Richterbund fordert nach AfD-Wahlerfolg Schutz der Staatsanwaltschaften vor politischer Einflussnahme
Der Deutsche Richterbund warnt nach dem AfD-Erfolg in Sachsen-Anhalt vor politischer Einflussnahme auf die Justiz und fordert gesetzliche Schutzmaßnahmen für Staatsanwaltschaften. Bundesgeschäftsführer Rebehn verlangt, dass Extremisten in einer Regierung strafrechtliche Ermittlungen nicht per Weisung lenken können.
Der Deutsche Richterbund hat nach dem Wahlerfolg der AfD in Sachsen-Anhalt erneut einen besseren Schutz der Staatsanwaltschaften vor politischer Einflussnahme angemahnt. Bundesgeschäftsführer Rebehn sagte dem «Kölner Stadt-Anzeiger», es müsse per Gesetz ausgeschlossen werden, dass Extremisten in einer Regierung strafrechtliche Ermittlungen durch Weisungen in die eine oder andere Richtung lenken könnten. Die Forderung richtet sich damit an den Gesetzgeber, die Unabhängigkeit der Ermittlungsbehörden stärker abzusichern.
Hintergrund der Warnung ist der Ausgang der Landtagswahl in Sachsen-Anhalt, bei der die AfD stark abgeschnitten hat. Der Richterbund sieht darin ein Signal, dass die institutionelle Absicherung der Justiz nicht selbstverständlich ist. Die Sorge gilt insbesondere der Weisungsgebundenheit der Staatsanwaltschaften gegenüber den Justizministerien der Länder. Anders als Richter sind Staatsanwälte in Deutschland weisungsgebunden und können von der Exekutive angewiesen werden, Ermittlungen aufzunehmen, fortzuführen oder einzustellen. Der Richterbund hält diese Konstruktion für reformbedürftig, weil sie politischen Druck auf laufende Verfahren ermöglicht.

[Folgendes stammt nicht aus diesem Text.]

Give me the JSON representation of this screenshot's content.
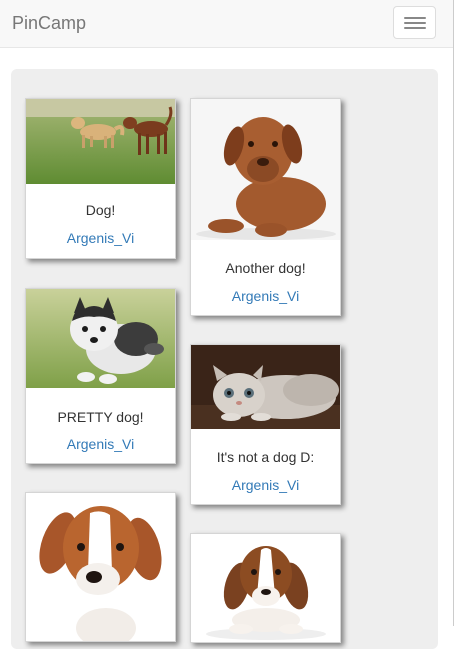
{
  "navbar": {
    "brand": "PinCamp"
  },
  "pins": [
    {
      "title": "Dog!",
      "author": "Argenis_Vi",
      "image": "two-dogs-running-on-grass"
    },
    {
      "title": "Another dog!",
      "author": "Argenis_Vi",
      "image": "brown-puppy"
    },
    {
      "title": "PRETTY dog!",
      "author": "Argenis_Vi",
      "image": "husky-puppy"
    },
    {
      "title": "It's not a dog D:",
      "author": "Argenis_Vi",
      "image": "grey-cat"
    },
    {
      "title": "",
      "author": "",
      "image": "brown-white-puppy"
    },
    {
      "title": "",
      "author": "",
      "image": "beagle-puppy"
    }
  ]
}
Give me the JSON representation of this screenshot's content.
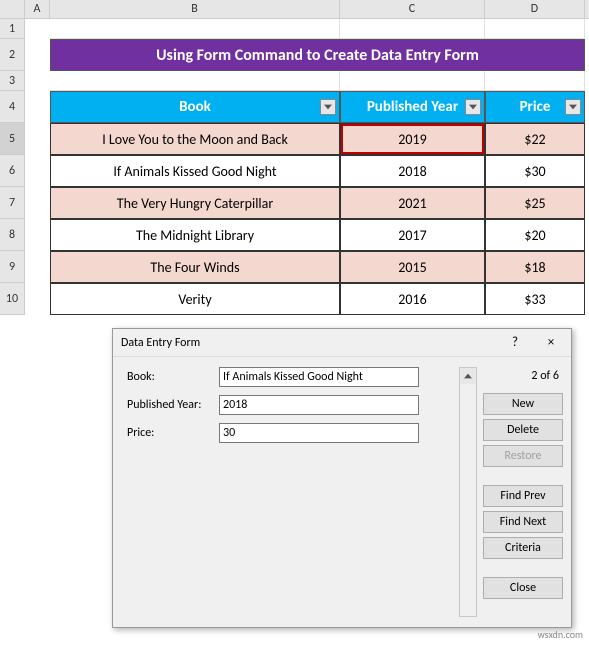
{
  "columns": [
    "A",
    "B",
    "C",
    "D"
  ],
  "rows": [
    "1",
    "2",
    "3",
    "4",
    "5",
    "6",
    "7",
    "8",
    "9",
    "10"
  ],
  "title": "Using Form Command to Create Data Entry Form",
  "headers": {
    "book": "Book",
    "year": "Published Year",
    "price": "Price"
  },
  "table": [
    {
      "book": "I Love You to the Moon and Back",
      "year": "2019",
      "price": "$22"
    },
    {
      "book": "If Animals Kissed Good Night",
      "year": "2018",
      "price": "$30"
    },
    {
      "book": "The Very Hungry Caterpillar",
      "year": "2021",
      "price": "$25"
    },
    {
      "book": "The Midnight Library",
      "year": "2017",
      "price": "$20"
    },
    {
      "book": "The Four Winds",
      "year": "2015",
      "price": "$18"
    },
    {
      "book": "Verity",
      "year": "2016",
      "price": "$33"
    }
  ],
  "dialog": {
    "title": "Data Entry Form",
    "help": "?",
    "close": "×",
    "labels": {
      "book": "Book:",
      "year": "Published Year:",
      "price": "Price:"
    },
    "values": {
      "book": "If Animals Kissed Good Night",
      "year": "2018",
      "price": "30"
    },
    "counter": "2 of 6",
    "buttons": {
      "new": "New",
      "delete": "Delete",
      "restore": "Restore",
      "findprev": "Find Prev",
      "findnext": "Find Next",
      "criteria": "Criteria",
      "close": "Close"
    }
  },
  "watermark": "wsxdn.com"
}
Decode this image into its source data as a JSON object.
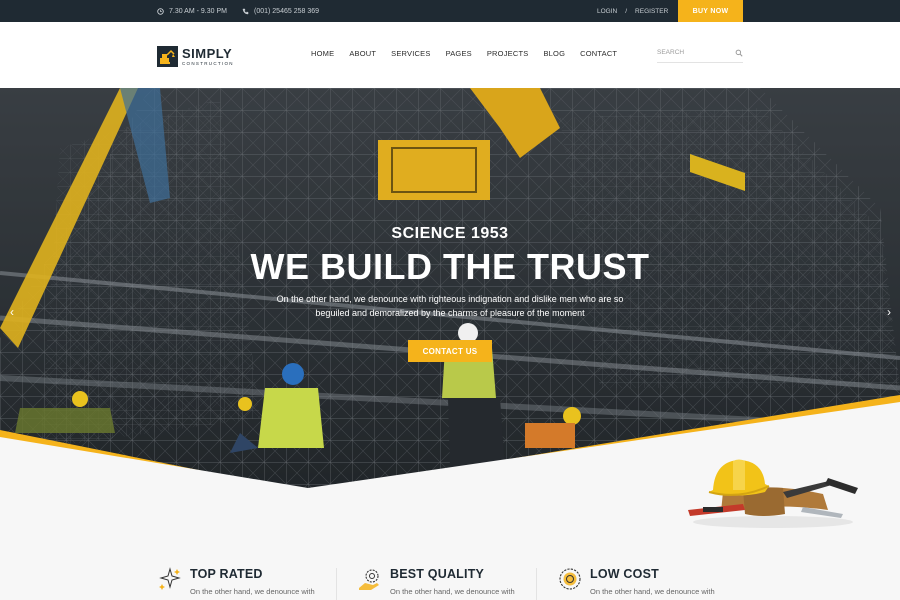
{
  "topbar": {
    "hours": "7.30 AM - 9.30 PM",
    "phone": "(001) 25465 258 369",
    "login": "LOGIN",
    "separator": "/",
    "register": "REGISTER",
    "buy_now": "BUY NOW"
  },
  "logo": {
    "title": "SIMPLY",
    "subtitle": "CONSTRUCTION"
  },
  "nav": {
    "items": [
      "HOME",
      "ABOUT",
      "SERVICES",
      "PAGES",
      "PROJECTS",
      "BLOG",
      "CONTACT"
    ]
  },
  "search": {
    "placeholder": "SEARCH"
  },
  "hero": {
    "eyebrow": "SCIENCE 1953",
    "headline": "WE BUILD THE TRUST",
    "subtext_line1": "On the other hand, we denounce with righteous indignation and dislike men who are so",
    "subtext_line2": "beguiled and demoralized by the charms of pleasure of the moment",
    "cta": "CONTACT US",
    "prev_arrow": "‹",
    "next_arrow": "›"
  },
  "features": [
    {
      "title": "TOP RATED",
      "text": "On the other hand, we denounce with",
      "icon": "stars-icon"
    },
    {
      "title": "BEST QUALITY",
      "text": "On the other hand, we denounce with",
      "icon": "gear-hand-icon"
    },
    {
      "title": "LOW COST",
      "text": "On the other hand, we denounce with",
      "icon": "coin-gear-icon"
    }
  ],
  "colors": {
    "accent": "#f5b31b",
    "dark": "#1f2a33",
    "light_bg": "#f7f7f7"
  }
}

Die Forderung nach gesetzlichen Schutzmechanismen ist nicht neu. Der Richterbund mahnt seit Jahren eine Stärkung der staatsanwaltschaftlichen Unabhängigkeit an. Bislang sind entsprechende Vorstöße jedoch nicht in Gesetzesform gegossen worden. Der aktuelle Vorstoß fällt in eine Phase, in der die AfD in mehreren Bundesländern an Zustimmung gewinnt und in Umfragen sowie bei Wahlen zulegt. In Sachsen-Anhalt hatte die Partei bei der Landtagswahl ein Ergebnis erzielt, das die politische Landschaft des Landes verändert hat. Der Richterbund befürchtet, dass eine Regierungsbeteiligung der AfD die justizielle Neutralität gefährden könnte, wenn die bestehenden Weisungsrechte nicht eingeschränkt werden.
Die Debatte berührt ein grundsätzliches Spannungsfeld zwischen demokratischer Kontrolle und richterlicher Unabhängigkeit. Während Richter in Deutschland durch die Verfassung geschützt sind und nur dem Gesetz unterliegen, sind Staatsanwälte Teil der Exekutive und damit weisungsgebunden. Der Richterbund argumentiert, dass diese Konstruktion in Zeiten erstarkender extremistischer Parteien zu einem Risiko für den Rechtsstaat werden kann. Eine Regierung könnte versuchen, unliebsame Ermittlungen zu stoppen oder politisch motivierte Verfahren voranzutreiben. Um das zu verhindern, fordert der Verband klare gesetzliche Grenzen für die Einflussnahme.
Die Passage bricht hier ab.